You never forget your first one. Ruby had pretty much just been born, and we had been invited over to a friend’s house for Easter dinner. Well, that’s not exactly accurate. We had been invited over to the house of our friend’s parents, where we would be having dinner with them all for the first time and meeting her sister and other assorted family members. So we wanted to make a good impression with our new, sweet-smelling, and well behaved baby.
It started off so well. Ruby did not need to eat actual food, so she was taken care of. She sat napping in her portable carseat device while her mother and I enjoyed delicious food and pleasant conversation. Then a suspicious smell was reported in the area. Having no sense of smell myself, I was made aware of the issue by my wife, and quickly excused myself to the living room for a quick diaper change. I was in no way prepared for what was in store for me.
Now, I have shared horrible poop stories with you in the past, and they are never fun. But it always helps to have gone through it before. To have some clue as to what to do. So I guess you might say that this Easter dinner disaster was what prepared me for the next several years of my life. Because when I went to check the diaper I discovered a significant hull breach.
Ruby was in her cute little Easter outfit, and this outfit would never be used again. Her diaper had been filled to overflowing with some sort of liquid sewage that sloshed all over everything the instant anyone (me) touched her. It was like someone had started a routine hydrant flushing operation, but connected the hose to the wrong pipe. It was up her back. It was up her neck. It was in the seat. It was everywhere. I had no skills for something like this.
“SIMONE!” I called out to my wife in desperation. “HELP!” I rang all five alarms, and Simone rushed to assist, but this was more than a two-man job. By the end of this epic diaper change there were several people, including my friend’s sister, involved in the operation. We managed to get it all contained, the area cleared, and the floor cleaned. Thank goodness we were not attempting this over the carpet.

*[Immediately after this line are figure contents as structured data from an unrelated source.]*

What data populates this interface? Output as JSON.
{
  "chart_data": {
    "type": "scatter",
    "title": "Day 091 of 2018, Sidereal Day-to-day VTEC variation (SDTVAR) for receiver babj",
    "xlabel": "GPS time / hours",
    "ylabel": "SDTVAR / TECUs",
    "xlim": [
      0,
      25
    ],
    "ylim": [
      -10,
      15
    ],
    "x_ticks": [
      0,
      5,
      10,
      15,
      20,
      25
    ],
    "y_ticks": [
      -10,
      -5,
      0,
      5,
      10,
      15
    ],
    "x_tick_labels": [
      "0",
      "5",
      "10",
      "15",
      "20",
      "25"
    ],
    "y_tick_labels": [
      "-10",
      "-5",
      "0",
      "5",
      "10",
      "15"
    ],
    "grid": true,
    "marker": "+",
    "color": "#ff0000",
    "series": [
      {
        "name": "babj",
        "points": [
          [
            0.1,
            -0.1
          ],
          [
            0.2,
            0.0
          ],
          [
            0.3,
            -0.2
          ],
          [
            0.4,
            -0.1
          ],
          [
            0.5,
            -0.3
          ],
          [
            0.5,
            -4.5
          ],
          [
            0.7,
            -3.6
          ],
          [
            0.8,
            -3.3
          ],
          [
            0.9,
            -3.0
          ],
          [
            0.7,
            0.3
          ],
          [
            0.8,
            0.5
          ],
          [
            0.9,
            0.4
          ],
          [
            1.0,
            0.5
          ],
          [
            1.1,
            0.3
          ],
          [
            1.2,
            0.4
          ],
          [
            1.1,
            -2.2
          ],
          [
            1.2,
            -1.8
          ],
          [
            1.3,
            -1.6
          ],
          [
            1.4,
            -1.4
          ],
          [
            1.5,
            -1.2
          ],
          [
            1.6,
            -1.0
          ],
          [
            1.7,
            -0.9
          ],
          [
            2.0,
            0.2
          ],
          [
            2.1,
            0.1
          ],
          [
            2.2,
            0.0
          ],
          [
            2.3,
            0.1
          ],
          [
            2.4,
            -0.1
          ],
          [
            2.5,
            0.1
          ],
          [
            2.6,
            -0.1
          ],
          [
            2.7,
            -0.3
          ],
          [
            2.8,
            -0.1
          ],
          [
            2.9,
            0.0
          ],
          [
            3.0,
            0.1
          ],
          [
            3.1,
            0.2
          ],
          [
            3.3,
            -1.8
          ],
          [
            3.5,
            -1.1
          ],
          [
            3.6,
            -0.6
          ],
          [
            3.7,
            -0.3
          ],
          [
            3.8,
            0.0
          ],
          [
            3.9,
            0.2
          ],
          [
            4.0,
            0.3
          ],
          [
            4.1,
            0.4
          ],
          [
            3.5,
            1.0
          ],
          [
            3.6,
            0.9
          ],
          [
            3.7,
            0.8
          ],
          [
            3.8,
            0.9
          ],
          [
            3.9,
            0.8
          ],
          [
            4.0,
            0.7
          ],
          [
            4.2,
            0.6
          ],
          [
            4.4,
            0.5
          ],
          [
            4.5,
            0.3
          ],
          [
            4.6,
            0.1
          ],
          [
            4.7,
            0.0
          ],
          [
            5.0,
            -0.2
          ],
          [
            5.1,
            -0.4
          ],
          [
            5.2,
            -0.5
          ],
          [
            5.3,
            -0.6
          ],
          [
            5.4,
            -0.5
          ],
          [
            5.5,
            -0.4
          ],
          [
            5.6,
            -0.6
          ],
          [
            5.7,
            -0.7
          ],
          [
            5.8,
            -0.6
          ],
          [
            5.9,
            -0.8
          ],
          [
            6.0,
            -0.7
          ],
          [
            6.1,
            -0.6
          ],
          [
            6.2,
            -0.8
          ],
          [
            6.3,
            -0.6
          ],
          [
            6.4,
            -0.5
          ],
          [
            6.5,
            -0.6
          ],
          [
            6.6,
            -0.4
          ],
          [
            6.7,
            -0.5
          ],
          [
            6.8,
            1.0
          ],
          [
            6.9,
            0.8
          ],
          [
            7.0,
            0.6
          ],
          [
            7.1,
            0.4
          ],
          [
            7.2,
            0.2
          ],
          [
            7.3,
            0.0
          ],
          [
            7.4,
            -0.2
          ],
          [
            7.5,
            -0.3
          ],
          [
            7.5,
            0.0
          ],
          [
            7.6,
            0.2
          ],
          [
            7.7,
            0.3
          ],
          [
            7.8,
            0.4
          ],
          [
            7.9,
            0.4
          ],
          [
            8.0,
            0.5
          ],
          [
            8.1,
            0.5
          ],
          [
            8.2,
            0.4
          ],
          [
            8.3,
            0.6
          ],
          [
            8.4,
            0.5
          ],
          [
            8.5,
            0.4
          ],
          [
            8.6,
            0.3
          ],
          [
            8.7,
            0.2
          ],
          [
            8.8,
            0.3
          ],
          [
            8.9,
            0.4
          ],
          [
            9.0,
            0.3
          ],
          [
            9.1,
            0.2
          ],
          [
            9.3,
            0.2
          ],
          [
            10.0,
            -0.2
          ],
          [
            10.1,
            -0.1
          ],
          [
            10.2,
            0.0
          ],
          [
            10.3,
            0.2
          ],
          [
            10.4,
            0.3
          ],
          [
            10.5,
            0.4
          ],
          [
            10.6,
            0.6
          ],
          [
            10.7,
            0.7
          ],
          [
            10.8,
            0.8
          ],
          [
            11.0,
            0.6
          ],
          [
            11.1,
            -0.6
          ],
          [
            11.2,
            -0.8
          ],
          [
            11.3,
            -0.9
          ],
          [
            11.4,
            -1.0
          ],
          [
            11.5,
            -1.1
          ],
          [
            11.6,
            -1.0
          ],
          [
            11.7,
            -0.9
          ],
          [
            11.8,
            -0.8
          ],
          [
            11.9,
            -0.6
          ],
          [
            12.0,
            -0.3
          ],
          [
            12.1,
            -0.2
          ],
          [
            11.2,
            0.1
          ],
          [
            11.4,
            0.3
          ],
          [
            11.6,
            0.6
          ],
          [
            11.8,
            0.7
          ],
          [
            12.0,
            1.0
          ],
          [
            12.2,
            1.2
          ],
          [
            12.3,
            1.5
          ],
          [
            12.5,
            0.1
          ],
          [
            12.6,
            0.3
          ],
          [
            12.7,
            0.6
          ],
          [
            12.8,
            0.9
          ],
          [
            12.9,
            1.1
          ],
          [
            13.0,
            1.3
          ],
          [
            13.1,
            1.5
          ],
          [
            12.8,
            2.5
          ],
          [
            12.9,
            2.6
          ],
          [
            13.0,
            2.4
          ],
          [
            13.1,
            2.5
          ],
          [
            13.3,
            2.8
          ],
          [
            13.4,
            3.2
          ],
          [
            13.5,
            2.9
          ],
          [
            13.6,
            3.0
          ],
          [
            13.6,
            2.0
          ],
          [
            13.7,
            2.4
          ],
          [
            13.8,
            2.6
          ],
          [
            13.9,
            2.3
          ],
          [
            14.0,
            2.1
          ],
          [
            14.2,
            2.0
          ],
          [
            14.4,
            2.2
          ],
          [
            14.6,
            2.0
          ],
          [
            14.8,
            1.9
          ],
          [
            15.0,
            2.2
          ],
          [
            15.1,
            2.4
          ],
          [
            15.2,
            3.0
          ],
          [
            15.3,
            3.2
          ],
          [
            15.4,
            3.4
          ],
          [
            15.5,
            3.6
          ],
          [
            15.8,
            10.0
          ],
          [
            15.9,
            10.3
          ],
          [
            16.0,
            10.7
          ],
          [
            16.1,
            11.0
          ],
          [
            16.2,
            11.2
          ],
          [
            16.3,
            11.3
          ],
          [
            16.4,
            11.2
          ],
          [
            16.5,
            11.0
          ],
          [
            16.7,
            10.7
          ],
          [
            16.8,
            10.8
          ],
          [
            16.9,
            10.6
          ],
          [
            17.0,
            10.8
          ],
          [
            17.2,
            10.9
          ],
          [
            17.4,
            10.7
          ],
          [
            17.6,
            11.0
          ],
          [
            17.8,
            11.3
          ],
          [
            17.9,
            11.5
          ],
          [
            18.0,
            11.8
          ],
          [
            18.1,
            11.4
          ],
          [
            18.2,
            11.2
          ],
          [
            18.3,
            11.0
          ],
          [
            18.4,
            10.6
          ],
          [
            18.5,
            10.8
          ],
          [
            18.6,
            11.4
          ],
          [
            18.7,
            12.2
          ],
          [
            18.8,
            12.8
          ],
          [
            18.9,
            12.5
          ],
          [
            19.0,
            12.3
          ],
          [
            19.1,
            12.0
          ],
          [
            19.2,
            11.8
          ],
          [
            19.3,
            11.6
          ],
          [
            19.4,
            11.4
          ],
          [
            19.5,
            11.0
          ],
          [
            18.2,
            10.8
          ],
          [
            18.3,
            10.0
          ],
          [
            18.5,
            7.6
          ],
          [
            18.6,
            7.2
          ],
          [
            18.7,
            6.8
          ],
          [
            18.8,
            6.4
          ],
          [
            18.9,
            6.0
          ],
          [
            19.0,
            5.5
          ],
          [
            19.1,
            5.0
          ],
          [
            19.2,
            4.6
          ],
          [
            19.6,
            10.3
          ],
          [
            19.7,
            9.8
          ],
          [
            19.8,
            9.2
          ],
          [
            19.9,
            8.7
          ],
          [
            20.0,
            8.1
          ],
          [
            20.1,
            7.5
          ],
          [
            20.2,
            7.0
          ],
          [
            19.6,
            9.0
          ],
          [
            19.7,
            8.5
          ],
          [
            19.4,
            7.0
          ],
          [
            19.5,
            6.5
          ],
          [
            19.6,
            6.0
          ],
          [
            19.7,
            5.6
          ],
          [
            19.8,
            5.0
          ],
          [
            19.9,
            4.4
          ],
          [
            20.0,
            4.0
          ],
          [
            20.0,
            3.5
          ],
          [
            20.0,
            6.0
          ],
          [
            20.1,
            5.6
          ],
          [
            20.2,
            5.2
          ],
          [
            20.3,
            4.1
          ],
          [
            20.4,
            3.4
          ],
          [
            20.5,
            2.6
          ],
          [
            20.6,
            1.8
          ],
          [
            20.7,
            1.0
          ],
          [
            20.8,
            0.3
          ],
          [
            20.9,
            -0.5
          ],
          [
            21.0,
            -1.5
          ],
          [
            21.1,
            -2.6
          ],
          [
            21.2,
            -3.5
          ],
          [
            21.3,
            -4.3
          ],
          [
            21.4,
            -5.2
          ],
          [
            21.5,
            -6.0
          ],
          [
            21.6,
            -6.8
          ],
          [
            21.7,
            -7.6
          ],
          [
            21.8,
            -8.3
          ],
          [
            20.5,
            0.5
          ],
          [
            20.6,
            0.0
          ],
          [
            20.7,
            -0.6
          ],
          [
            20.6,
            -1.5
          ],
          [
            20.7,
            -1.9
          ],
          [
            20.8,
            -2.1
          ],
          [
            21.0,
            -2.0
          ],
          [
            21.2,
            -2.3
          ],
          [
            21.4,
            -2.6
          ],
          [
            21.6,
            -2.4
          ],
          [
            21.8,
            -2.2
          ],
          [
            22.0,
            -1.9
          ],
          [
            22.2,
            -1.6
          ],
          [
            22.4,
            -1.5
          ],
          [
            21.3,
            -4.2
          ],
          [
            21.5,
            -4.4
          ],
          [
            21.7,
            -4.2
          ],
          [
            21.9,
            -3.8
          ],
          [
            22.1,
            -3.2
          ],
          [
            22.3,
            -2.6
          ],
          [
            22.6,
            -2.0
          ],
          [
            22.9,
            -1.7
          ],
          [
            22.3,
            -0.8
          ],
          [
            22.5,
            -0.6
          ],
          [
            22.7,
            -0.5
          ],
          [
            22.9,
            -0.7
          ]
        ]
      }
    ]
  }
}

We had plenty of other five-alarmers over the next several years, but none of them at a relative stranger’s house at Easter dinner, and none of them involving parents so completely inexperienced and flabbergasted at the amount of poop that one tiny baby can produce. These days there are no more diaper stories being produced at my house, but this is fine with me. We’ll always have Easter.


“Hull breach.”
Classic.
I don’t miss those days. I’m glad we made it out alive.
Totally. I only miss telling people disgusting stories about those days. Not the days themselves.